Systemic Process Reform Needs (Clinical and Financial). Systemic process reform focuses on enabling providers to deliver high-value care and rewarding them financially when they do so. Such reform can be accomplished by:
- Enabling providers who demonstrate better results to gain a competitive advantage for higher profits. That is, providers whose patients remain healthier longer, recover more quickly, and avoid complications—and who achieve these positive outcomes at a lower cost—would receive more referrals, a higher payment rate, and/or other financial rewards.
- Providing some form of decent heath insurance to everyone in our country. The insurance premiums should be based on people’s ability to pay and the cost of which should be controlled through shared risk among large and diverse populations.
- Giving providers a tax credit whenever they render charity (non-reimbursed) care, on the one hand, and expecting them to pay taxes on unearned income on the other (e.g., free trips and other supplies provided by pharmaceutical companies, which total $29 Billion per year)
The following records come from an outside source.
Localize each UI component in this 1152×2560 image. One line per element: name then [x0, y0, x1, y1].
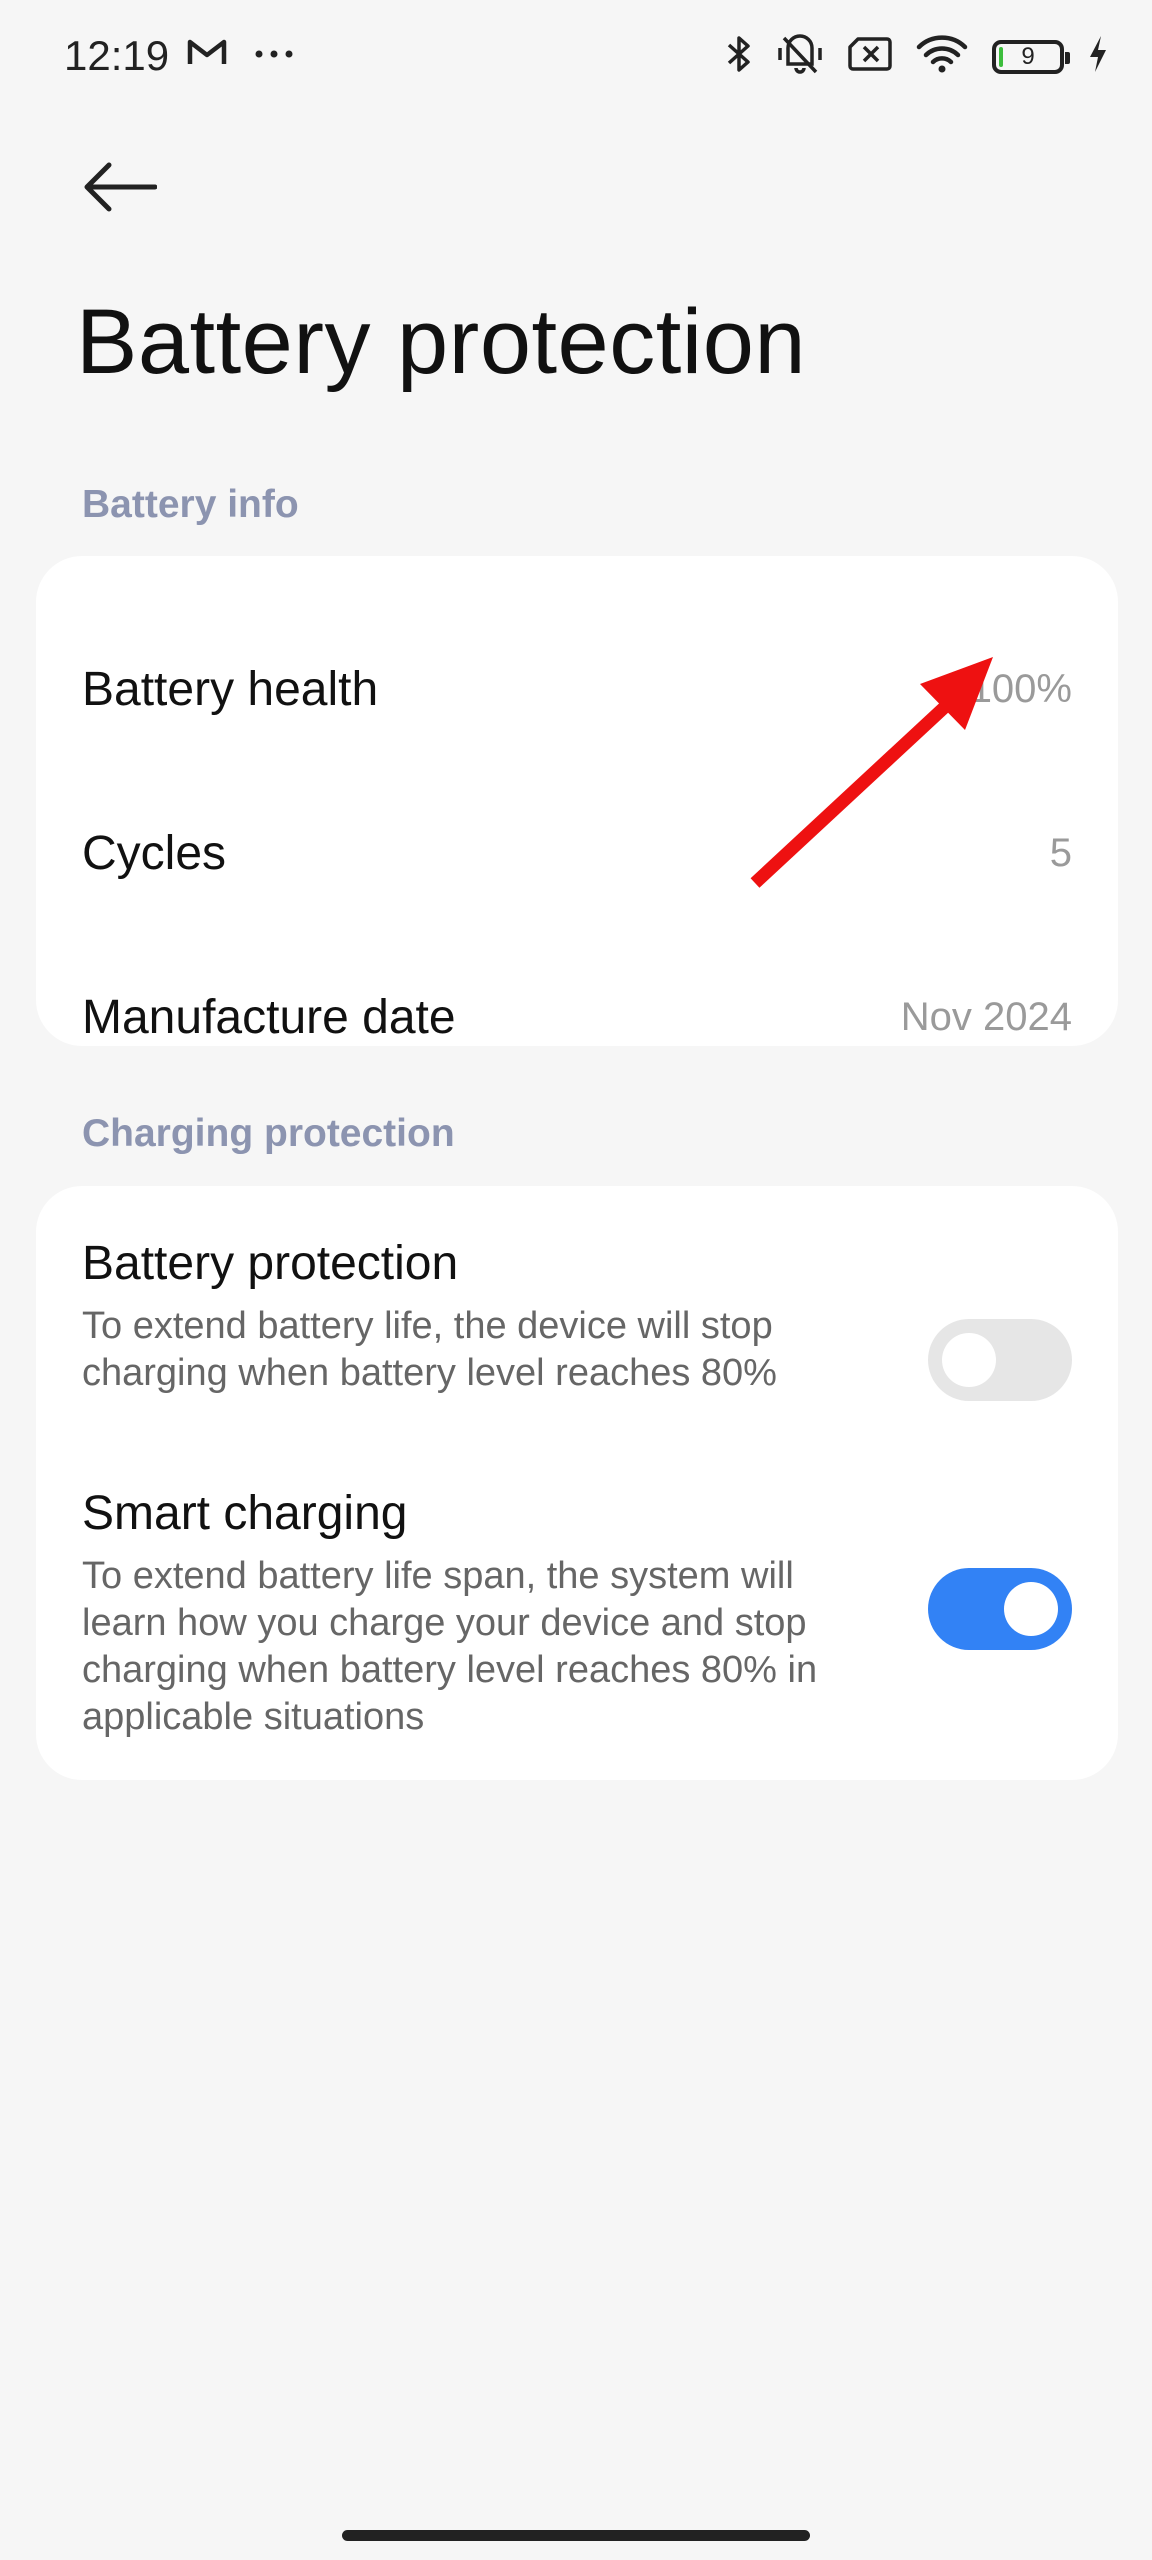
battery-level: 9 [1021, 42, 1035, 70]
status-bar: 12:19 9 [0, 0, 1152, 120]
battery-protection-row[interactable]: Battery protection To extend battery lif… [82, 1236, 1072, 1401]
battery-health-row: Battery health 100% [82, 639, 1072, 739]
battery-health-value: 100% [969, 666, 1072, 711]
manufacture-date-value: Nov 2024 [900, 994, 1072, 1039]
battery-health-label: Battery health [82, 662, 379, 716]
battery-protection-toggle[interactable] [928, 1319, 1072, 1401]
manufacture-date-row: Manufacture date Nov 2024 [82, 967, 1072, 1067]
smart-charging-title: Smart charging [82, 1487, 408, 1540]
arrow-left-icon [84, 162, 157, 212]
gmail-icon [186, 36, 228, 73]
battery-info-card: Battery health 100% Cycles 5 Manufacture… [36, 556, 1118, 1046]
wifi-icon [916, 35, 968, 78]
bluetooth-icon [726, 34, 752, 79]
smart-charging-description: To extend battery life span, the system … [82, 1555, 818, 1738]
battery-icon: 9 [992, 39, 1070, 74]
more-dots-icon [254, 46, 294, 64]
vibrate-off-icon [776, 34, 824, 79]
status-time: 12:19 [64, 32, 170, 79]
back-button[interactable] [70, 148, 170, 226]
toggle-knob [1004, 1582, 1058, 1636]
charging-protection-card: Battery protection To extend battery lif… [36, 1186, 1118, 1780]
section-label-battery-info: Battery info [82, 483, 299, 526]
smart-charging-row[interactable]: Smart charging To extend battery life sp… [82, 1486, 1072, 1741]
home-indicator[interactable] [342, 2530, 810, 2541]
cycles-row: Cycles 5 [82, 803, 1072, 903]
toggle-knob [942, 1333, 996, 1387]
battery-protection-title: Battery protection [82, 1237, 459, 1290]
battery-protection-description: To extend battery life, the device will … [82, 1305, 777, 1394]
no-sim-icon [848, 36, 892, 77]
cycles-value: 5 [1049, 830, 1072, 875]
page-title: Battery protection [76, 291, 807, 393]
section-label-charging-protection: Charging protection [82, 1112, 455, 1155]
cycles-label: Cycles [82, 826, 227, 880]
manufacture-date-label: Manufacture date [82, 990, 456, 1044]
smart-charging-toggle[interactable] [928, 1568, 1072, 1650]
charging-icon [1088, 35, 1108, 78]
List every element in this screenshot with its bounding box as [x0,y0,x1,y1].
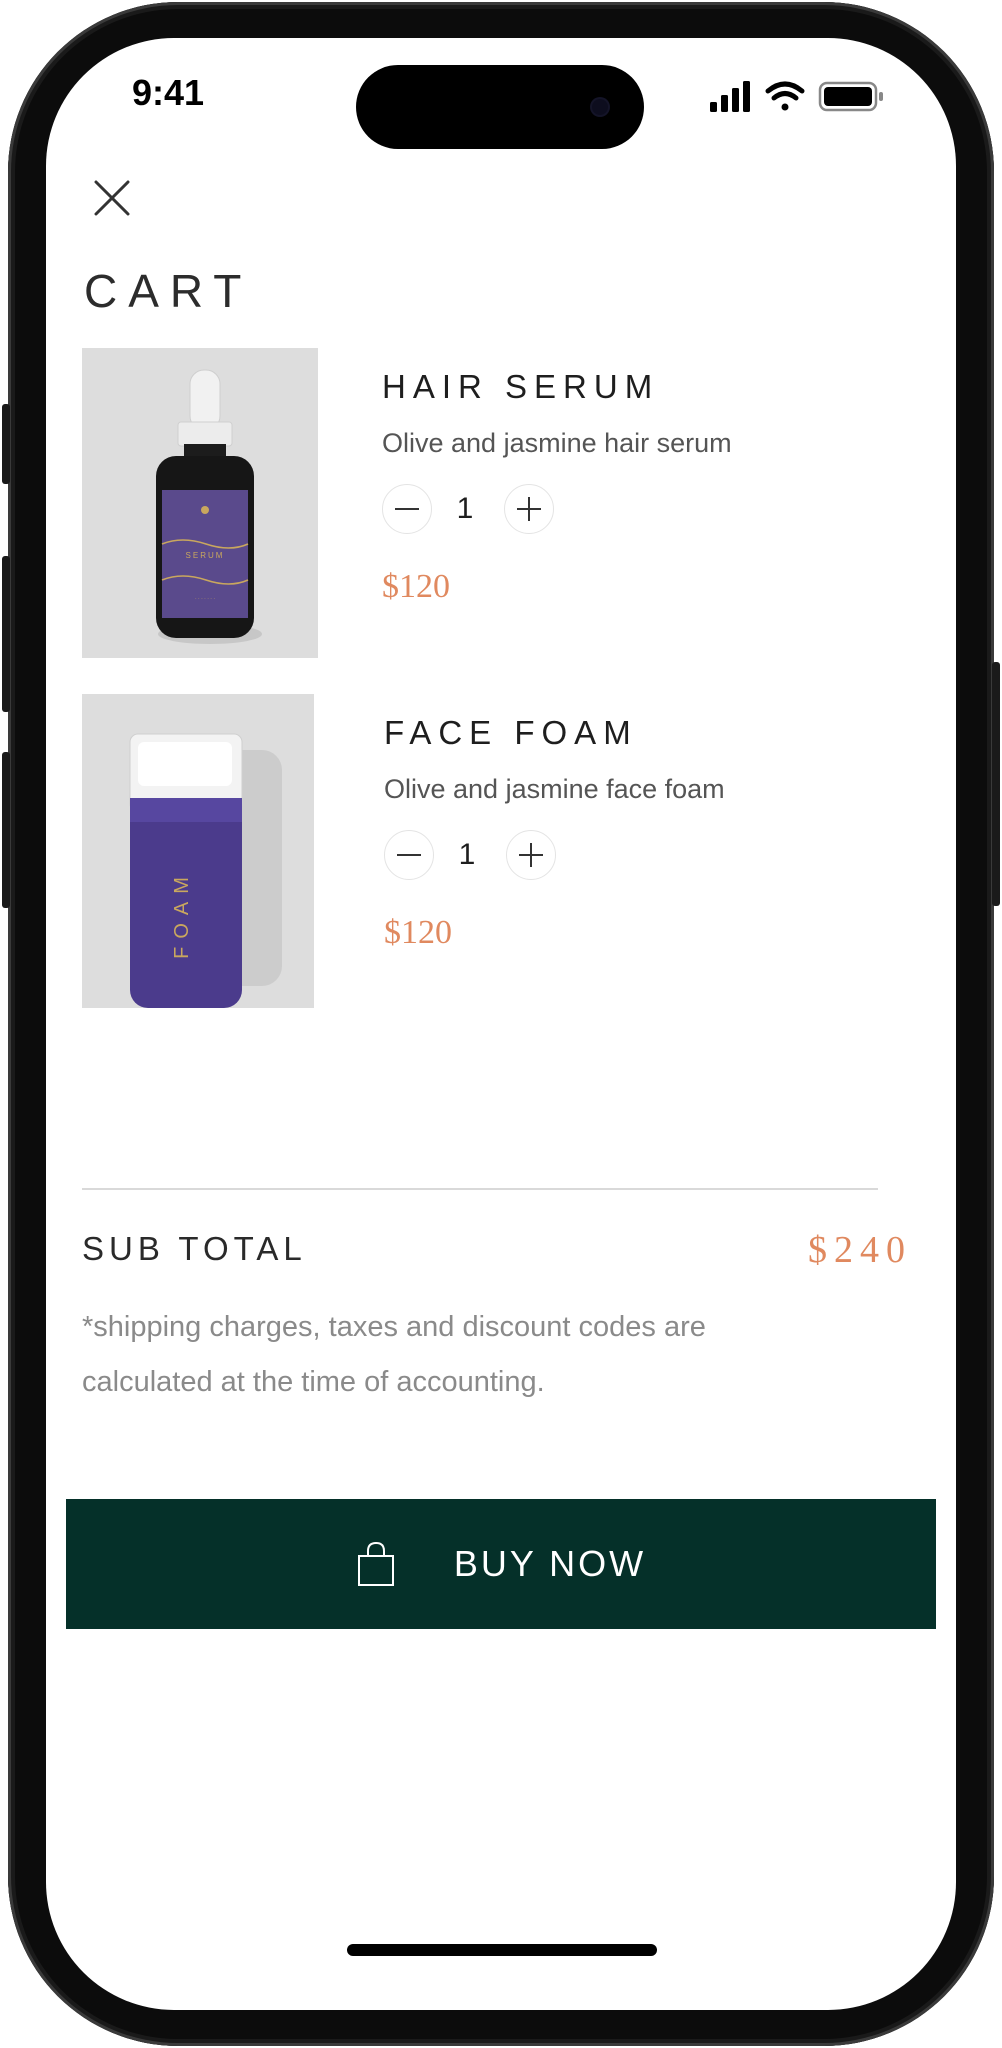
decrease-quantity-button[interactable] [382,484,432,534]
product-description: Olive and jasmine face foam [384,774,725,804]
phone-volume-up [2,556,10,712]
phone-power-button [992,662,1000,906]
phone-side-button [2,404,10,484]
shipping-note: *shipping charges, taxes and discount co… [82,1311,706,1398]
plus-icon [519,843,543,867]
page-title: CART [84,265,253,317]
minus-icon [395,508,419,510]
serum-bottle-image: SERUM · · · · · · · [82,348,318,658]
front-camera [592,99,608,115]
wifi-icon [765,81,805,111]
subtotal-value: $240 [808,1229,912,1271]
svg-text:SERUM: SERUM [186,551,225,560]
product-image[interactable]: FOAM [82,694,314,1008]
phone-volume-down [2,752,10,908]
quantity-value: 1 [456,492,474,525]
foam-pump-bottle-image: FOAM [82,694,314,1008]
status-time: 9:41 [132,72,205,113]
status-icons [710,80,910,121]
decrease-quantity-button[interactable] [384,830,434,880]
product-description: Olive and jasmine hair serum [382,428,732,458]
svg-text:FOAM: FOAM [171,869,193,959]
plus-icon [517,497,541,521]
cart-item: SERUM · · · · · · · HAIR SERUM Olive and… [82,348,942,666]
product-name[interactable]: HAIR SERUM [382,368,659,406]
increase-quantity-button[interactable] [504,484,554,534]
close-button[interactable] [90,176,134,220]
product-price: $120 [382,568,450,605]
increase-quantity-button[interactable] [506,830,556,880]
dynamic-island [356,65,644,149]
signal-icon [710,81,750,112]
product-name[interactable]: FACE FOAM [384,714,638,752]
product-price: $120 [384,914,452,951]
buy-now-button[interactable]: BUY NOW [66,1499,936,1629]
close-icon [94,180,130,216]
subtotal-label: SUB TOTAL [82,1230,307,1267]
shopping-bag-icon [357,1541,394,1586]
divider [82,1188,878,1190]
home-indicator[interactable] [347,1944,657,1956]
quantity-value: 1 [458,838,476,871]
svg-text:· · · · · · ·: · · · · · · · [195,596,215,602]
product-image[interactable]: SERUM · · · · · · · [82,348,318,658]
screen: 9:41 CART SERUM · · · · · · · HAIR SERUM… [46,38,956,2010]
buy-now-label: BUY NOW [453,1543,647,1584]
cart-item: FOAM FACE FOAM Olive and jasmine face fo… [82,694,942,1010]
battery-icon [818,81,883,112]
minus-icon [397,854,421,856]
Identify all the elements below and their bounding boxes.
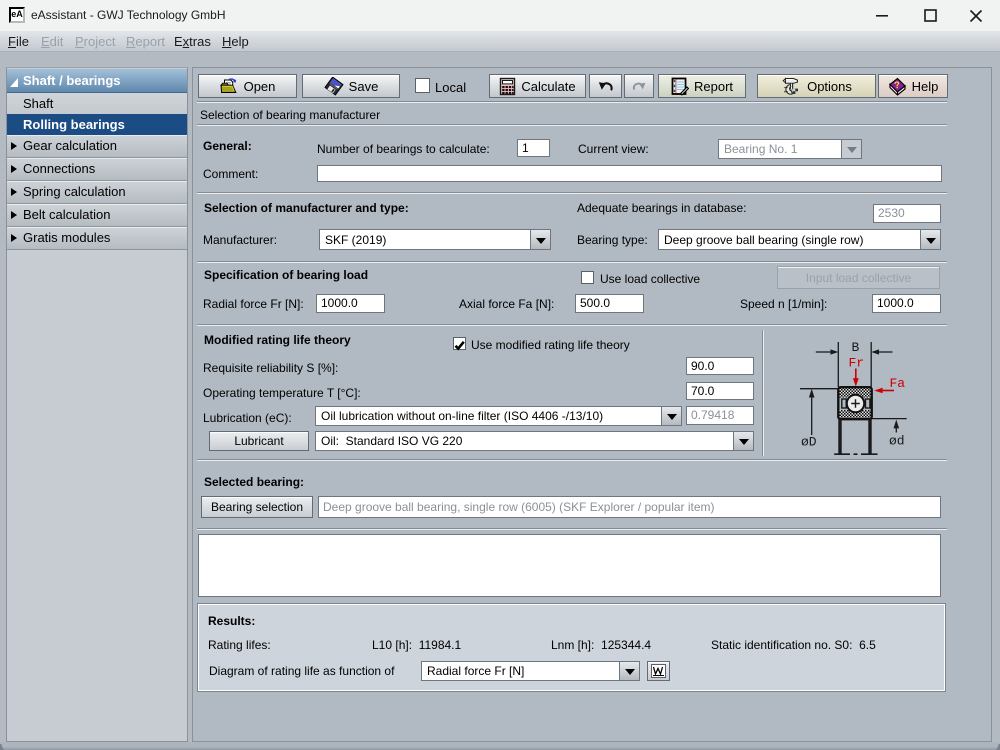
svg-text:Fa: Fa <box>890 376 906 391</box>
svg-text:B: B <box>852 340 860 355</box>
svg-text:øD: øD <box>801 435 817 450</box>
svg-text:ød: ød <box>889 434 905 449</box>
svg-text:Fr: Fr <box>849 356 865 371</box>
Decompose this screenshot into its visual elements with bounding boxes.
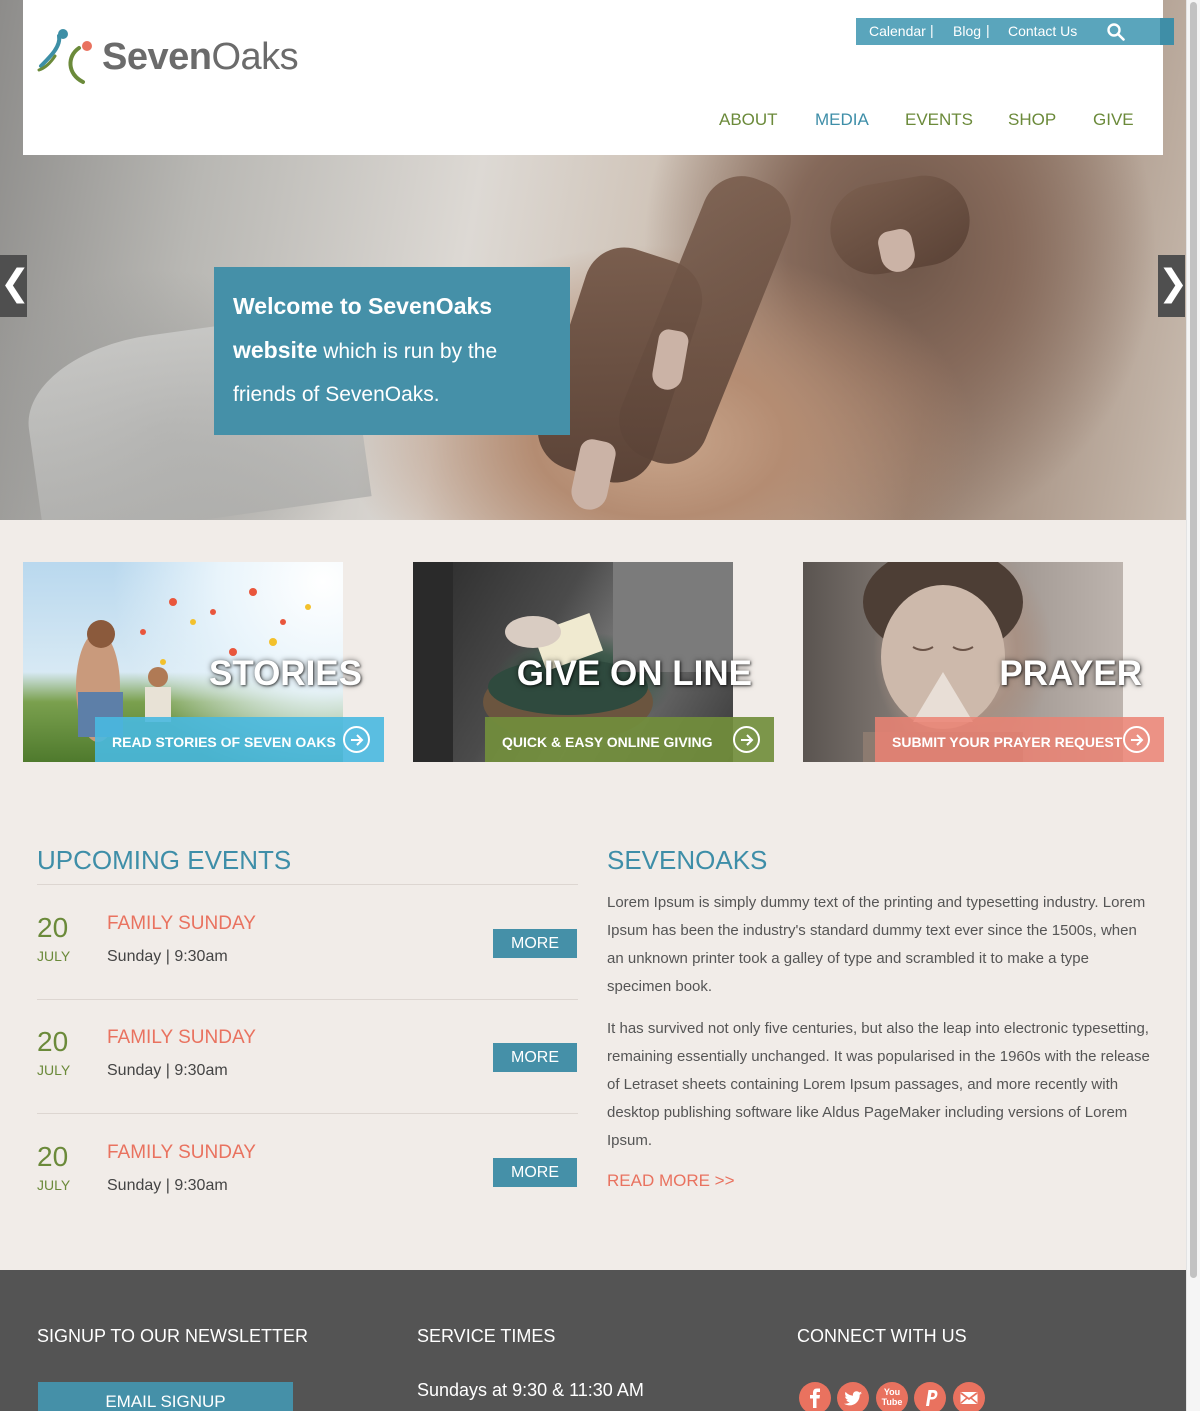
newsletter-heading: SIGNUP TO OUR NEWSLETTER [37, 1326, 309, 1346]
welcome-box: Welcome to SevenOaks website which is ru… [214, 267, 570, 435]
email-signup-button[interactable]: EMAIL SIGNUP [38, 1382, 293, 1411]
utility-bar: Calendar | Blog | Contact Us [856, 18, 1174, 45]
logo-wordmark: SevenOaks [102, 36, 299, 78]
event-item: 20 JULY FAMILY SUNDAY Sunday | 9:30am MO… [37, 1114, 578, 1229]
welcome-heading-2: website [233, 337, 318, 363]
contact-us-link[interactable]: Contact Us [1008, 23, 1077, 39]
email-icon[interactable] [953, 1382, 985, 1411]
event-name[interactable]: FAMILY SUNDAY [107, 913, 256, 935]
event-name[interactable]: FAMILY SUNDAY [107, 1027, 256, 1049]
calendar-link[interactable]: Calendar [869, 23, 926, 39]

- Demanding price and quality transparency so that consumers and other stakeholders know where to go to receive the highest value care.
- Focusing great collaborative effort on building and utilizing personalized practice guidelines that define the most cost-effective treatments for particular (narrowly defined) patient types.
- Making available to patients and providers clear information about how to achieve the best outcomes safely and efficiently, including preventive care, the use of complementary and alternative medicines, and self-management of chronic conditions.
- Assist emergency personnel and facilities
- Support patient information exchange, knowledge growth and use, clinical decision support, coordination of care, and management of resources (including people, medications, materials, and facilities)
- Enable prevention, consumer decision-support and guidance, self-maintenance, and problem-solving.
 Wellness Wiki: Well-care sick-care integration
 The jury is still out as to whether this type of universal healthcare would be better managed by single-payer system (government), or if it should be left up to the private sector (insurance companies).